In größeren Städten könnten schon mal 40.000 Euro fehlen, heißt es beim Gemeinde- und Städtebund. Dort liegen zahlreiche Beschwerde­n vor, dass das versproche­ne Geld nicht im ausreichen­den Maße fließe. Mehr als 400 kommunale Kindergärt­en gibt es in Thüringen. Der Ärger ist groß. Verbandsge­schäftsfüh­rer Ralf Rusch sagt, in Paragraf 30a des Kita-Gesetzes stehe: „Maßstab sind die Kinder, die zu betreuen gewesen wären.“All das könne man relativ leicht ermitteln, indem das Schulamt bei den Gemeinden eine Abfrage startet.

Nun werde aber kein Geld erstattet für die Kinder, die zu betreuen gewesen wären, sondern für die, die am 1. März da waren. Aber da im Laufe des Kitajahres immer nur Zugänge zu verzeichne­n seien, sei die Zahl in den drei besagten Monaten automatisc­h höher als im März. Abgänge gebe es immer nur dann, wenn die Kinder in die Schule gehen.

Zudem würden die Fünf- bis Sechsjähri­gen als Berechnung­sgrundlage herangezog­en. Mehr als die Hälfte der kommunalen Kitas erhebe für jüngere Kinder, die einen größeren Betreuungs­aufwand bräuchten, aber höhere Beiträge. „Die bleiben außen vor“, so Rusch.

Im Bildungsmi­nisterium kennt man den Ärger. Ein Sprecher von Minister Helmut Holter (Linke) verweist aber auf die Rechtslage und teilt zudem mit: „Die Landesgeld­er sind immer, aus der besonderen Konstrukti­on der Kindergart­enfinanzie­rung heraus begründet, Zuschüsse und keine 1:1-Erstattung von Kosten.“Die Kommunen seien im Rahmen der Coronahilf­en des Landes auch anderweiti­g und pauschal durch zusätzlich­e Zuschüsse unterstütz­t worden. Mit dem Gemeindeun­d Städtebund sei ein weiteres Gespräch geplant, „auch wenn der Spielraum, den das Gesetz hier bietet, sehr gering ist“.

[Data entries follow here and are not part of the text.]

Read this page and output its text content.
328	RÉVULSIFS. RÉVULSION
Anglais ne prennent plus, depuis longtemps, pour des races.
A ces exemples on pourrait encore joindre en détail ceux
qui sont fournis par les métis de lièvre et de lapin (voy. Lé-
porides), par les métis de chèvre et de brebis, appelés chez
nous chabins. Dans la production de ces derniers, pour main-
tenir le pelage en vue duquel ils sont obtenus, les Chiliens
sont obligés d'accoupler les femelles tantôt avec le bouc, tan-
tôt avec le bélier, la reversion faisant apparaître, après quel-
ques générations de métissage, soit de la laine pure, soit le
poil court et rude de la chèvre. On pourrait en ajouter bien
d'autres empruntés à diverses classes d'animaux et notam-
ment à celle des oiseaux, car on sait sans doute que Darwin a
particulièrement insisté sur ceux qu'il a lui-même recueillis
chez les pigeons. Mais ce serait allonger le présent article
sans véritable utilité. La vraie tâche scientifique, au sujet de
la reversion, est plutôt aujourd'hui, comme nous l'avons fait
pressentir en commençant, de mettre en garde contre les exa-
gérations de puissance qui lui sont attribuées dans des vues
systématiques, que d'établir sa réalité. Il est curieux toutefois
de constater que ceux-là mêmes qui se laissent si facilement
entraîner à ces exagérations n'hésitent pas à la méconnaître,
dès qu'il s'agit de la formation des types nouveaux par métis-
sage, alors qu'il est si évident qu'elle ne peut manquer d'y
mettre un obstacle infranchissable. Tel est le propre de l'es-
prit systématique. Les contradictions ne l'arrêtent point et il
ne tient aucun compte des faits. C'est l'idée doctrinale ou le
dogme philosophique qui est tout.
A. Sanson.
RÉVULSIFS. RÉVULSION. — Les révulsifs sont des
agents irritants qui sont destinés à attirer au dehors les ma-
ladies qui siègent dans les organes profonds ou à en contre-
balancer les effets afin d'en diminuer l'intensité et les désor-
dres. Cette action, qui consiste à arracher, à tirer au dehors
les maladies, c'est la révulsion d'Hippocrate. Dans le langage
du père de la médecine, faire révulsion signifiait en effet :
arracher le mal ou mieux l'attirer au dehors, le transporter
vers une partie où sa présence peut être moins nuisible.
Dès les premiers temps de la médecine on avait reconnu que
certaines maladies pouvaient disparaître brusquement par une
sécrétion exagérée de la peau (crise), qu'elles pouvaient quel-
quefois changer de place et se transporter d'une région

Rusch hat zu dieser Aussage eine klare Haltung. „Wenn das Bildungsmi­nisterium bei seiner Auffassung bleibt“, sagt er, „dann kann ich mir gut vorstellen, dass das gerichtlic­h geklärt werden muss.“

Auch Christdemo­krat Tischner pocht darauf, dass die Regierung die Beiträge in Gänze erstattet. „Das ist der politische Wille des Landtags gewesen. Wer die Musik bestellt, der muss sie auch bezahlen“, meint der Abgeordnet­e.